Tal contradição — este armageddon celebrado, este crepúsculo dos deuses — é pontuado quando, após Avatar, Chazelle volta no tempo por meio século para nos dar um icônico momento de Persona / Quando Duas Mulheres Pecam, de Ingmar Bergman. Uma vez descrito como “o filme mais difícil de todos os tempos” pelo crítico John Simon, este monumento à ambiguidade retrata uma atriz perdendo sua capacidade de fala. Um retorno ao cinema mudo pintado pelo sueco com pedaços de película queimando, reações químicas e emocionais às imagens da telona que eventualmente levam, em meio a mãos pregadas na madeira e cadáveres em macas, à última tentativa de tocar o divino; o rosto ali projetado. O fim do cinema. Ou seria seu ápice?
Babilônia, claro, está longe de Persona. Chazelle não é Bergman, nem Godard, e sua capacidade de equilibrar tanto a festa em nome do cinema quanto o funeral pelo seu futuro está aquém do poder de um mestre de experimentar através desses rituais. Chazelle ainda é literal demais, mas Babilônia nos mostra a perda da inocência um dia presente em La La Land. Los Angeles não tem mais anjos.

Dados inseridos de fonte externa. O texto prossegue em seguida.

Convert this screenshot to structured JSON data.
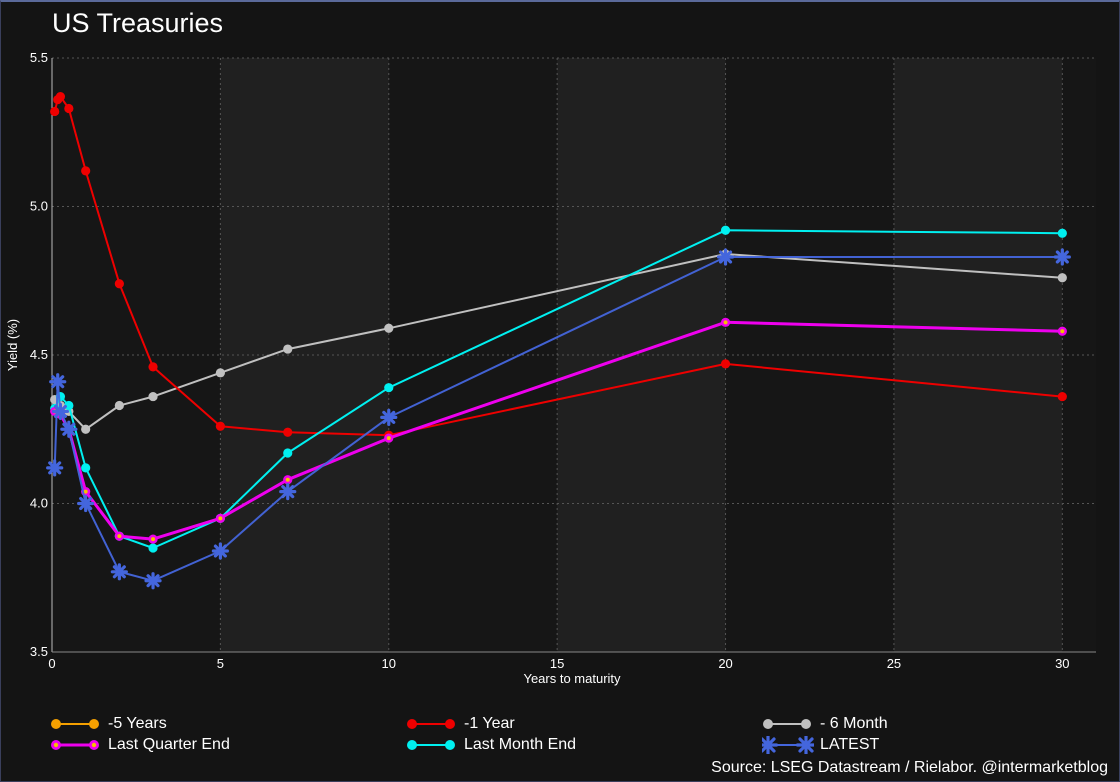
{
  "title": "US Treasuries",
  "source": "Source: LSEG Datastream /  Rielabor. @intermarketblog",
  "chart_data": {
    "type": "line",
    "xlabel": "Years to maturity",
    "ylabel": "Yield (%)",
    "xlim": [
      0,
      31
    ],
    "ylim": [
      3.5,
      5.5
    ],
    "xticks": [
      "0",
      "5",
      "10",
      "15",
      "20",
      "25",
      "30"
    ],
    "yticks": [
      "3.5",
      "4.0",
      "4.5",
      "5.0",
      "5.5"
    ],
    "grid": true,
    "legend_position": "bottom",
    "series": [
      {
        "name": "-5 Years",
        "color": "#f5a000",
        "marker": "circle",
        "x": [],
        "y": []
      },
      {
        "name": "-1 Year",
        "color": "#ee0000",
        "marker": "circle",
        "x": [
          0.08,
          0.17,
          0.25,
          0.5,
          1,
          2,
          3,
          5,
          7,
          10,
          20,
          30
        ],
        "y": [
          5.32,
          5.36,
          5.37,
          5.33,
          5.12,
          4.74,
          4.46,
          4.26,
          4.24,
          4.23,
          4.47,
          4.36
        ]
      },
      {
        "name": "- 6 Month",
        "color": "#c0c0c0",
        "marker": "circle",
        "x": [
          0.08,
          0.25,
          0.5,
          1,
          2,
          3,
          5,
          7,
          10,
          20,
          30
        ],
        "y": [
          4.35,
          4.33,
          4.31,
          4.25,
          4.33,
          4.36,
          4.44,
          4.52,
          4.59,
          4.84,
          4.76
        ]
      },
      {
        "name": "Last Quarter End",
        "color": "#ee00ee",
        "marker": "circle-yellow",
        "x": [
          0.08,
          0.25,
          0.5,
          1,
          2,
          3,
          5,
          7,
          10,
          20,
          30
        ],
        "y": [
          4.31,
          4.3,
          4.25,
          4.04,
          3.89,
          3.88,
          3.95,
          4.08,
          4.22,
          4.61,
          4.58
        ]
      },
      {
        "name": "Last Month End",
        "color": "#00f0f0",
        "marker": "circle",
        "x": [
          0.08,
          0.25,
          0.5,
          1,
          2,
          3,
          5,
          7,
          10,
          20,
          30
        ],
        "y": [
          4.32,
          4.36,
          4.33,
          4.12,
          3.89,
          3.85,
          3.95,
          4.17,
          4.39,
          4.92,
          4.91
        ]
      },
      {
        "name": "LATEST",
        "color": "#4466dd",
        "marker": "star",
        "x": [
          0.08,
          0.17,
          0.25,
          0.5,
          1,
          2,
          3,
          5,
          7,
          10,
          20,
          30
        ],
        "y": [
          4.12,
          4.41,
          4.31,
          4.25,
          4.0,
          3.77,
          3.74,
          3.84,
          4.04,
          4.29,
          4.83,
          4.83
        ]
      }
    ]
  }
}
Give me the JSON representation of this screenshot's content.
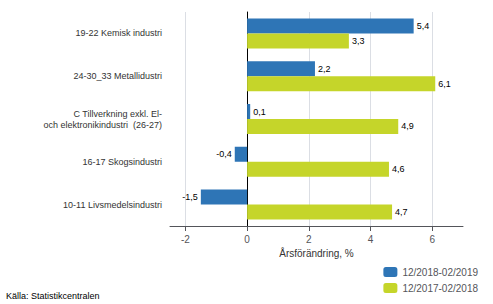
{
  "chart_data": {
    "type": "bar",
    "orientation": "horizontal",
    "categories": [
      "10-11 Livsmedelsindustri",
      "16-17 Skogsindustri",
      "C Tillverkning exkl. El-\noch elektronikindustri  (26-27)",
      "24-30_33 Metallidustri",
      "19-22 Kemisk industri"
    ],
    "series": [
      {
        "name": "12/2018-02/2019",
        "color": "#2E75B6",
        "values": [
          -1.5,
          -0.4,
          0.1,
          2.2,
          5.4
        ],
        "value_labels": [
          "-1,5",
          "-0,4",
          "0,1",
          "2,2",
          "5,4"
        ]
      },
      {
        "name": "12/2017-02/2018",
        "color": "#C5D52A",
        "values": [
          4.7,
          4.6,
          4.9,
          6.1,
          3.3
        ],
        "value_labels": [
          "4,7",
          "4,6",
          "4,9",
          "6,1",
          "3,3"
        ]
      }
    ],
    "xlabel": "Årsförändring, %",
    "xlim": [
      -2.5,
      7.0
    ],
    "xticks": [
      -2,
      0,
      2,
      4,
      6
    ],
    "grid": true,
    "data_labels": true,
    "legend": "lower right",
    "source": "Källa: Statistikcentralen"
  }
}
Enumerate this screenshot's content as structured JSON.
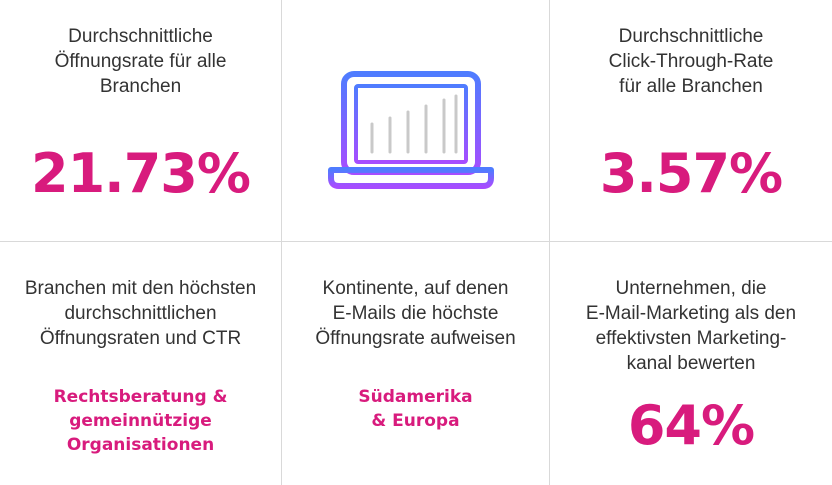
{
  "accent_color": "#d81b7d",
  "icon_gradient": [
    "#4f7cff",
    "#a64dff"
  ],
  "stats": {
    "open_rate": {
      "label": "Durchschnittliche\nÖffnungsrate für alle\nBranchen",
      "value": "21.73%"
    },
    "center_icon": "laptop-chart-icon",
    "ctr": {
      "label": "Durchschnittliche\nClick-Through-Rate\nfür alle Branchen",
      "value": "3.57%"
    },
    "industries": {
      "label": "Branchen mit den höchsten\ndurchschnittlichen\nÖffnungsraten und CTR",
      "value": "Rechtsberatung &\ngemeinnützige\nOrganisationen"
    },
    "continents": {
      "label": "Kontinente, auf denen\nE-Mails die höchste\nÖffnungsrate aufweisen",
      "value": "Südamerika\n& Europa"
    },
    "companies": {
      "label": "Unternehmen, die\nE-Mail-Marketing als den\neffektivsten Marketing-\nkanal bewerten",
      "value": "64%"
    }
  }
}
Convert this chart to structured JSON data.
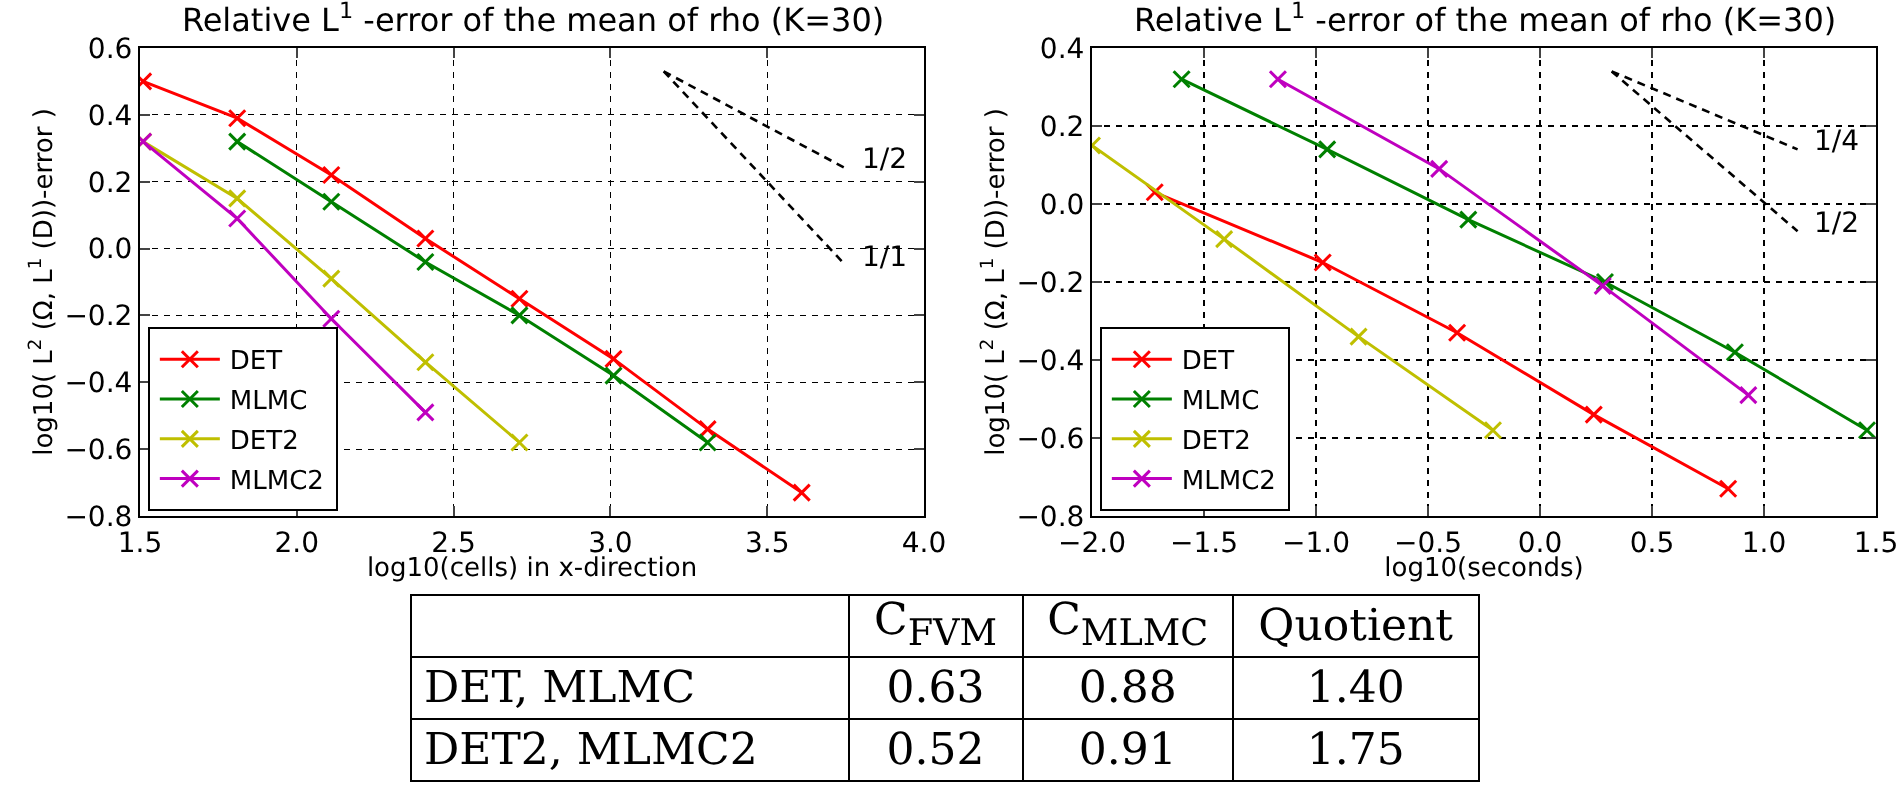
{
  "chart_data": [
    {
      "type": "line",
      "title": "Relative L$^{1}$ -error of the mean of rho (K=30)",
      "xlabel": "log10(cells) in x-direction",
      "ylabel": "log10( L$^{2}$ (Ω, L$^{1}$ (D))-error )",
      "xlim": [
        1.5,
        4.0
      ],
      "xticks": [
        {
          "value": 1.5,
          "label": "1.5"
        },
        {
          "value": 2,
          "label": "2.0"
        },
        {
          "value": 2.5,
          "label": "2.5"
        },
        {
          "value": 3,
          "label": "3.0"
        },
        {
          "value": 3.5,
          "label": "3.5"
        },
        {
          "value": 4,
          "label": "4.0"
        }
      ],
      "ylim": [
        -0.8,
        0.6
      ],
      "yticks": [
        {
          "value": -0.8,
          "label": "−0.8"
        },
        {
          "value": -0.6,
          "label": "−0.6"
        },
        {
          "value": -0.4,
          "label": "−0.4"
        },
        {
          "value": -0.2,
          "label": "−0.2"
        },
        {
          "value": 0,
          "label": "0.0"
        },
        {
          "value": 0.2,
          "label": "0.2"
        },
        {
          "value": 0.4,
          "label": "0.4"
        },
        {
          "value": 0.6,
          "label": "0.6"
        }
      ],
      "grid": true,
      "legend": "bottom left",
      "marker": "cross",
      "line_style": "solid",
      "series": [
        {
          "name": "DET",
          "color": "#ff0000",
          "x": [
            1.51,
            1.81,
            2.11,
            2.41,
            2.71,
            3.01,
            3.31,
            3.61
          ],
          "values": [
            0.5,
            0.39,
            0.22,
            0.03,
            -0.15,
            -0.33,
            -0.54,
            -0.73
          ]
        },
        {
          "name": "MLMC",
          "color": "#008000",
          "x": [
            1.81,
            2.11,
            2.41,
            2.71,
            3.01,
            3.31
          ],
          "values": [
            0.32,
            0.14,
            -0.04,
            -0.2,
            -0.38,
            -0.58
          ]
        },
        {
          "name": "DET2",
          "color": "#bfbf00",
          "x": [
            1.51,
            1.81,
            2.11,
            2.41,
            2.71
          ],
          "values": [
            0.32,
            0.15,
            -0.09,
            -0.34,
            -0.58
          ]
        },
        {
          "name": "MLMC2",
          "color": "#bf00bf",
          "x": [
            1.51,
            1.81,
            2.11,
            2.41
          ],
          "values": [
            0.32,
            0.09,
            -0.21,
            -0.49
          ]
        },
        {
          "color": "#000000",
          "marker": "none",
          "line_style": "dashed",
          "x": [
            3.17,
            3.75
          ],
          "values": [
            0.53,
            0.24
          ]
        },
        {
          "color": "#000000",
          "marker": "none",
          "line_style": "dashed",
          "x": [
            3.17,
            3.75
          ],
          "values": [
            0.53,
            -0.05
          ]
        }
      ],
      "annotations": [
        "1/2",
        "1/1"
      ]
    },
    {
      "type": "line",
      "title": "Relative L$^{1}$ -error of the mean of rho (K=30)",
      "xlabel": "log10(seconds)",
      "ylabel": "log10( L$^{2}$ (Ω, L$^{1}$ (D))-error )",
      "xlim": [
        -2.0,
        1.5
      ],
      "xticks": [
        {
          "value": -2,
          "label": "−2.0"
        },
        {
          "value": -1.5,
          "label": "−1.5"
        },
        {
          "value": -1,
          "label": "−1.0"
        },
        {
          "value": -0.5,
          "label": "−0.5"
        },
        {
          "value": 0,
          "label": "0.0"
        },
        {
          "value": 0.5,
          "label": "0.5"
        },
        {
          "value": 1,
          "label": "1.0"
        },
        {
          "value": 1.5,
          "label": "1.5"
        }
      ],
      "ylim": [
        -0.8,
        0.4
      ],
      "yticks": [
        {
          "value": -0.8,
          "label": "−0.8"
        },
        {
          "value": -0.6,
          "label": "−0.6"
        },
        {
          "value": -0.4,
          "label": "−0.4"
        },
        {
          "value": -0.2,
          "label": "−0.2"
        },
        {
          "value": 0,
          "label": "0.0"
        },
        {
          "value": 0.2,
          "label": "0.2"
        },
        {
          "value": 0.4,
          "label": "0.4"
        }
      ],
      "grid": true,
      "legend": "bottom left",
      "marker": "cross",
      "line_style": "solid",
      "series": [
        {
          "name": "DET",
          "color": "#ff0000",
          "x": [
            -1.72,
            -0.97,
            -0.37,
            0.24,
            0.84
          ],
          "values": [
            0.03,
            -0.15,
            -0.33,
            -0.54,
            -0.73
          ]
        },
        {
          "name": "MLMC",
          "color": "#008000",
          "x": [
            -1.6,
            -0.95,
            -0.32,
            0.29,
            0.87,
            1.46
          ],
          "values": [
            0.32,
            0.14,
            -0.04,
            -0.2,
            -0.38,
            -0.58
          ]
        },
        {
          "name": "DET2",
          "color": "#bfbf00",
          "x": [
            -2.0,
            -1.41,
            -0.81,
            -0.21
          ],
          "values": [
            0.15,
            -0.09,
            -0.34,
            -0.58
          ]
        },
        {
          "name": "MLMC2",
          "color": "#bf00bf",
          "x": [
            -1.17,
            -0.45,
            0.28,
            0.93
          ],
          "values": [
            0.32,
            0.09,
            -0.21,
            -0.49
          ]
        },
        {
          "color": "#000000",
          "marker": "none",
          "line_style": "dashed",
          "x": [
            0.32,
            1.15
          ],
          "values": [
            0.34,
            0.14
          ]
        },
        {
          "color": "#000000",
          "marker": "none",
          "line_style": "dashed",
          "x": [
            0.32,
            1.15
          ],
          "values": [
            0.34,
            -0.07
          ]
        }
      ],
      "annotations": [
        "1/4",
        "1/2"
      ]
    },
    {
      "type": "other",
      "categories": [
        null,
        "C$_{FVM}$",
        "C$_{MLMC}$",
        "Quotient"
      ],
      "y_categories": [
        "DET, MLMC",
        "DET2, MLMC2"
      ],
      "cell_labels": [
        [
          "0.63",
          "0.88",
          "1.40"
        ],
        [
          "0.52",
          "0.91",
          "1.75"
        ]
      ]
    }
  ]
}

Mas até La La Land oferece uma pista de suas intenções. Ali, o cineasta acaba com a história de amor de dois personagens ao realizar os sonhos profissionais de cada um. Este mesmo contraste alcançado pela concordância entre o afeto e amargura se vê em Whiplash, quando dois artistas em conflito fazem um pacto suicida e tornam seu sucesso dependente um do outro. Já em seu melhor trabalho, O Primeiro Homem, marido e mulher se reencontram, separados apenas por um vidro que representa seu futuro divórcio. Nestes três, terminamos com a troca de olhares entre as duas figuras centrais de cada narrativa.
Em Babilônia, Manny e o cinema se observam. Ali, o homem vê sua paixão florescendo na mesma velocidade em que desfalece. Ele chora e sorri.